Microsoft releases Speech Server beta

Jul 10, 20034 mins

Microsoft on Wednesday moved toward the integration of call centers and the Web with the release of the first public beta of its Speech Server and a new beta version of its Speech Application Software Development Kit.

Microsoft on Wednesday moved toward the integration of call centers and the Web with the release of the first public beta of its Speech Server and a new beta version of its Speech Application Software Development Kit (SDK).

The software platform is designed to host voice-based services similarly to the way Web servers host a company’s Web site, as well as supporting “multimodal” applications that take advantage of both voice and Web interfaces. It is based on Speech Application Language Tags (SALT), an extension of current scripting languages including HTML and XML.

Companies that need call centers can cut costs by automating them on the server, said Xuedong Huang, general manager for Microsoft speech technologies. Among other things, the server can interpret callers’ requests and provide recorded or synthesized responses. Developers also can integrate the voice-based services with Web-based applications that can continue to run on a Web server as they do now. For example, a caller could ask for a stock quote verbally and have it displayed on a handheld device, he said.

The beta version of the server can deliver voice-only services to a wired phone and multimodal services to any device with a screen that uses either a wired or a IEEE 802.11 wireless LAN connection to the server. Other wireless technologies will be supported later, Huang said. The software includes a speech recognition engine for handling users’ speech inputs and a prompt engine to bring up prerecorded prompts from a database to play for users. It also has a text-to-speech engine that can synthesize audible prompts from a text string when a prerecorded prompt is not available. In addition, it has a SALT Interpreter and other components to support services to callers.

The SDK, a set of tools and controls based on SALT, lets developers build telephony and multimodal applications. Microsoft released it Wednesday in its third beta version. The SDK is designed to make it easy for developers to incorporate speech functionality into Web applications and to build speech applications using Visual Studio .Net 2003, according to a statement by Microsoft. New features in the third beta include Pocket Internet Explorer Bits for Pocket PC access to Microsoft Speech Server applications, a simulation of the Speech Server and preset controls for managing responses containing digits and letters, such as credit card numbers.

Voice is one user interface that could be used with any type of device, Huang said. Not everyone has a PC but most people have phones, and speech may be the best way to interact with small devices, he said.

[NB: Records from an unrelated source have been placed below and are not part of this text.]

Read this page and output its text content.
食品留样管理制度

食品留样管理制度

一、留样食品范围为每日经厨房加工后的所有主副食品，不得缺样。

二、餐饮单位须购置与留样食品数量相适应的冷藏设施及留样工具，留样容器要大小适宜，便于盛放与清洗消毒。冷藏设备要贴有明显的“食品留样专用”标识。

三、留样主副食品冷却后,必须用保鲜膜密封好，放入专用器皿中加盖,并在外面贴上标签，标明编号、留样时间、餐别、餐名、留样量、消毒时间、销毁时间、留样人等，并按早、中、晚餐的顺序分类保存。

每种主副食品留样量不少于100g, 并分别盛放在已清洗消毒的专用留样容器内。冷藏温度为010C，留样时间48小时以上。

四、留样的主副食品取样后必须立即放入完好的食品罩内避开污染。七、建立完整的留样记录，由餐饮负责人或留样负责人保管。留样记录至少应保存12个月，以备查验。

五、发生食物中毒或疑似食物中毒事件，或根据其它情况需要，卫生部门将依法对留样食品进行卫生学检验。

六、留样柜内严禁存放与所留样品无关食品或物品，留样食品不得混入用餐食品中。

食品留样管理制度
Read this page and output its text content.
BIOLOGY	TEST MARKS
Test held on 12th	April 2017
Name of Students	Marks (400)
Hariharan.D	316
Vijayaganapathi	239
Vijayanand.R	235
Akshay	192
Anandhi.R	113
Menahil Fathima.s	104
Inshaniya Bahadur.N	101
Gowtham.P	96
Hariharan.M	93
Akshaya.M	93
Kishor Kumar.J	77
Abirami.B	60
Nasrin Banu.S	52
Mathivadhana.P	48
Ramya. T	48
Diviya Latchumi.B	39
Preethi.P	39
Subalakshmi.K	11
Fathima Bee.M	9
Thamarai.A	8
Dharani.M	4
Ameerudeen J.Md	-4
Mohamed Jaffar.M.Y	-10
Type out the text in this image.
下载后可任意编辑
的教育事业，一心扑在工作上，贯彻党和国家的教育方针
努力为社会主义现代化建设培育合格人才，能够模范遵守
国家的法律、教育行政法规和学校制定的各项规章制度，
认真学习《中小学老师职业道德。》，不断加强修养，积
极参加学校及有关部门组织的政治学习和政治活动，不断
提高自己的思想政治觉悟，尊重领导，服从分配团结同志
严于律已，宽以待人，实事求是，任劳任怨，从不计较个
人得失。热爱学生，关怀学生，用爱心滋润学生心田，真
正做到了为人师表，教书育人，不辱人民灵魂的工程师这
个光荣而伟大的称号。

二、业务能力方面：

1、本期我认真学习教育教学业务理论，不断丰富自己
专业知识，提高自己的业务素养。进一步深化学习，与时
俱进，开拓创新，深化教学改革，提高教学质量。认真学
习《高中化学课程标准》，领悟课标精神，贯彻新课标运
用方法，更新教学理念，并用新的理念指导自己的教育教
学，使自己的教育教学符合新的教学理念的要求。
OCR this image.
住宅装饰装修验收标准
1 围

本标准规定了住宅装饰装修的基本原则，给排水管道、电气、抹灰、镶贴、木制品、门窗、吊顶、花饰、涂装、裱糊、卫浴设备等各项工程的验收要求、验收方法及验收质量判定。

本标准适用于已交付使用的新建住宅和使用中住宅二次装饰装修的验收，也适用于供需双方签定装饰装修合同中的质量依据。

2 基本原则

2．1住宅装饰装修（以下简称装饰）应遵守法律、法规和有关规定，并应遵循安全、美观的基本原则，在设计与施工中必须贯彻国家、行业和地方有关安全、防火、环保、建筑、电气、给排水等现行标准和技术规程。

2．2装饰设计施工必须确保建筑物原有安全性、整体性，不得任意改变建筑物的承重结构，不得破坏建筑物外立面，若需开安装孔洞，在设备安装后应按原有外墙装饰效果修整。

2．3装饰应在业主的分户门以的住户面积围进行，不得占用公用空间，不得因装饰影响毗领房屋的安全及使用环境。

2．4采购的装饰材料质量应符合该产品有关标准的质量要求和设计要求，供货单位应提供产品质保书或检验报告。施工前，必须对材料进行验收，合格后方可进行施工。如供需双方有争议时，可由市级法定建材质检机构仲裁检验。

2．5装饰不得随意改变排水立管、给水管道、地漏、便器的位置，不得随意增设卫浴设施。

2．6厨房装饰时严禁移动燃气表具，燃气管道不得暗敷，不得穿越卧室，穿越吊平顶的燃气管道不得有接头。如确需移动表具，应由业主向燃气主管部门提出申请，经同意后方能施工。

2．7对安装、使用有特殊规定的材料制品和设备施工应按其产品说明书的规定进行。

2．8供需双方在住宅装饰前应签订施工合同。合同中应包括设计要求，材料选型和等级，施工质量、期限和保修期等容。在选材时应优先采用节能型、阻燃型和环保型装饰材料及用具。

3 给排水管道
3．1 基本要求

The SALT Forum has submitted SALT 1.0 as a specification to the World Wide Web Consortium (W3C). The group has more than 70 members, including founding members Microsoft, Cisco, Intel, Koninklijke Philips Electronics, SpeechWorks International and Comverse, Huang said.

SALT is a more lightweight extension of current markup languages than is Voice XML, a specification being used by many voice-based services developers today, according to Mark Plakias, an analyst at Zelos Group in San Francisco. As a result, it allows companies to draw upon a larger pool of developers than does Voice XML, which is more familiar to developers of traditional integrated voice response (IVR) systems, he said.

“There are a whole lot more Web monkeys out there than there are IVR jocks,” Plakias said. That is not much of a concern for carriers, which have enough experienced IVR developers, but would make a difference to enterprises in some cases, he added.

Both Plakias and Microsoft’s Huang look to the two specifications eventually merging under the W3C. Plakias said that could happen as soon as the end of 2004. Huang was less specific.

“We want to find a way to converge with Voice XML, but how we’re going to do that, I don’t know,” Huang said.

Microsoft expects to ship the first production versions of the server and SDK in the first quarter of 2004, Huang said. Pricing information was not yet available.